Wednesday, December 22, 2010

Joy and Anarchy

I don't really have any purpose in mind for this post. Here are some thoughts; we'll see where it goes.

Last time, I mentioned that I had a presentation to give, known here as a referat, which went fairly well. I risked a few jokes and my professor was, surprisingly, very pleased with that. I've seen a few attempts at literal translation of humor and none of those ended well, so I'm pretty happy that I can make a German professor laugh during what's normally a formal presentation using innate humor rather than a pattern I picked up while in Europe. I'm also very glad that I don't have to do any more research on Carl Eugen von Württemberg. For all the German intelligentsia cares, this man isn't worth writing about and his insignificance is an obstacle for someone who's looking for hard-copy primary sources about that very man.

I also received three midterm grades, which were...good? Good in the sense of knowing that I need to study obscure rules of grammar far more than is healthy, I guess. My two written midterms were great, but the grammar test, taken in the highest-level grammar course provided by the Institute, was the aforementioned kind of good. I'm not too surprised, because this fits my MO. My exams never turn out as well as my written assignments, and I'd be worried if it were any different while I'm over here. I think it has to do with a need to apply creativity to something I know someone else will see. It's like my music or this blog - I want every opportunity to share something I think is awesome. You can't share awesome when you're presented a test and told "go."

So it goes.

But academic stuff is not why you're here - if you care enough about me or travel or IU or studying overseas to read this, you want something else. We want something else; something with travel and castles and mountains and real food made of nothing but salt, cholesterol and animal casings.

Well I have absolutely nothing to say about any of those things. I won't be able to do "awesome" on a regular basis until our three-month-long Spring break. Until then, I have school, which I will describe in more detail in the coming months.

And now for something completely different.

The cold in Freiburg is as absolute as the heat of the Egyptian sun. It cuts through any coat that isn't high-grade winter gear and goes straight to your bones. But if you can endure it long enough to get to the Christmas market, you'll find that red wine, rich food, and shopping both mitigate and justify your suffering.

I've already mentioned the market's glüwein: warm wine mulled with cinnamon, vanilla, cloves, citrus, and sugar.

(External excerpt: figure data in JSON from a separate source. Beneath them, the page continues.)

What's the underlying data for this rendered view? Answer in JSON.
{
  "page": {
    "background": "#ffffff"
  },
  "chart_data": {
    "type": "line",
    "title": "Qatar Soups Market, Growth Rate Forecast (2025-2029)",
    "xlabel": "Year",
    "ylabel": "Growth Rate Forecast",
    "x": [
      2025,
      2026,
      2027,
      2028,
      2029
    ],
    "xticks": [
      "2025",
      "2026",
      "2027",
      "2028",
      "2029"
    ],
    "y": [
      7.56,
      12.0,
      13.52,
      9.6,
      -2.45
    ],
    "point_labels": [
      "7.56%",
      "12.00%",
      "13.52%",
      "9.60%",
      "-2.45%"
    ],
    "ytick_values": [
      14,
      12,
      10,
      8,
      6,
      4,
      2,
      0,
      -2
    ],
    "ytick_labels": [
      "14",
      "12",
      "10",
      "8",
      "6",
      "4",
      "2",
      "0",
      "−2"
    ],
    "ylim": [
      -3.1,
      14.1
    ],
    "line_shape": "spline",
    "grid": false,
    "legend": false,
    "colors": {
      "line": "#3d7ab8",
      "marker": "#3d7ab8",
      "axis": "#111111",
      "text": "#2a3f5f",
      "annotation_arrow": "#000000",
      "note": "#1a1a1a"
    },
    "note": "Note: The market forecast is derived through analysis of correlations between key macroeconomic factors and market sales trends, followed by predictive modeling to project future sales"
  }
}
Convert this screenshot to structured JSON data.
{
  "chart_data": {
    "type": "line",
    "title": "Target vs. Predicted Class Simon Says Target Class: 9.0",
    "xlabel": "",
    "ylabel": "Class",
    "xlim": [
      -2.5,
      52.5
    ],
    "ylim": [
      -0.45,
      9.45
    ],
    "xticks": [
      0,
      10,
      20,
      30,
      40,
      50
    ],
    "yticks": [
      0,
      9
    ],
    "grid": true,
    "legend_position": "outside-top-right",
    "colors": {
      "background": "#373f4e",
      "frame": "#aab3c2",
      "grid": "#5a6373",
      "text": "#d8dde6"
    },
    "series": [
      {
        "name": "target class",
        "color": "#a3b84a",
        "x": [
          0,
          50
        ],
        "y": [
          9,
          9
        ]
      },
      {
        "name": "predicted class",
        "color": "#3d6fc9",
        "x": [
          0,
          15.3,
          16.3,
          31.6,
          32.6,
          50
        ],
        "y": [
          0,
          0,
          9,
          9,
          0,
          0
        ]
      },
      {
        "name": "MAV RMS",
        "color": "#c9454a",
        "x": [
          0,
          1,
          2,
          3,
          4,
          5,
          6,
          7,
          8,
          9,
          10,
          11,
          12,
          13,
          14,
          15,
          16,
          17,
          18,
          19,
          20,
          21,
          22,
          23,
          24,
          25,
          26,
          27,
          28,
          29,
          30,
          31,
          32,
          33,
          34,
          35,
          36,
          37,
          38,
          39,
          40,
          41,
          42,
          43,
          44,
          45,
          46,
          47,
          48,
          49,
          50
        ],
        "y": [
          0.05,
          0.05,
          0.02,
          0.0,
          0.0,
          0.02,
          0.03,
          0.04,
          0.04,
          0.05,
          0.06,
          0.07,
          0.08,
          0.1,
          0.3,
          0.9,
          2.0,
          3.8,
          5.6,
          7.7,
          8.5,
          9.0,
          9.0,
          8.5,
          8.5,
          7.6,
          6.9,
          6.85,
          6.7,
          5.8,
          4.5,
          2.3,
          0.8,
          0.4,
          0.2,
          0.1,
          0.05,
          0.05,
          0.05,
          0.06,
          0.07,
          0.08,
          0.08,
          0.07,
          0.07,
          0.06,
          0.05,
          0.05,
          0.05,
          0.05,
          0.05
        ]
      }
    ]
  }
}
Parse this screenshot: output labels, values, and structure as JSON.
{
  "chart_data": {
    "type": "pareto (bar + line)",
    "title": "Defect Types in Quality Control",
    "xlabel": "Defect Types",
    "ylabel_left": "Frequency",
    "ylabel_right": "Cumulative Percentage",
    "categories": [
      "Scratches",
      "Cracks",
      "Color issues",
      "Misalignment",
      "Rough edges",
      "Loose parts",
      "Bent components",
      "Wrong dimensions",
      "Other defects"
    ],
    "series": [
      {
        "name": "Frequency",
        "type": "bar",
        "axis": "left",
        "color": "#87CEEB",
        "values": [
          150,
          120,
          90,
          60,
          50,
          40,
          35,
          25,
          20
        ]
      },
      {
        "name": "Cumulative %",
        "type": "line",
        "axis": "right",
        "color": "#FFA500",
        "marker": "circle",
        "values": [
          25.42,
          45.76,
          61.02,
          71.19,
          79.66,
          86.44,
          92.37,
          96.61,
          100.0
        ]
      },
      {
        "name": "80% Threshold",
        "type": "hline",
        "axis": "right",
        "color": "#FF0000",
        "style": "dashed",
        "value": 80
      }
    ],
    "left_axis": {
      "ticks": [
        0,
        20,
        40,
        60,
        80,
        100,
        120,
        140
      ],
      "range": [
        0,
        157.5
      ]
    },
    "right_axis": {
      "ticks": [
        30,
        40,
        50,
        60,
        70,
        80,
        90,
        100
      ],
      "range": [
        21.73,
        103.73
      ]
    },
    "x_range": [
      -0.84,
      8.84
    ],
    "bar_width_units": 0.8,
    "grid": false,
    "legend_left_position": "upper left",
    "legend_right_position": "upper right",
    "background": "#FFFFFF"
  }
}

Finding a good cup of glühwein is difficult, because getting something right in the middle of the spice spectrum is completely random, and God help you if you choose the wrong one. But if you don't want to risk a glühwein you can order plenty of less unusual things, like hot soup or crepes or non-euclidean bananas. 

They're straight? WHAT IS THIS IS I DON'T EVEN

There's an emphasis on high quality - just about everything is handmade by dozens of carpenters, brewers, and bakers from in and around the city. So far the only street musicians I've seen at the Weinachtsmarkt are little kids and one professional brass quintet. When the weather is relatively warm, many more street performers sell their music and art around the market's entrances. The result of such a chaotic combination of sounds and hundreds of people buying and selling and eating good food is a competition between prevailing senses of joy and anarchy.

That seems like a good place to stop. I'll post my next one on the 25th or 26th so you can get a fairly immediate look at how I spent Christmas.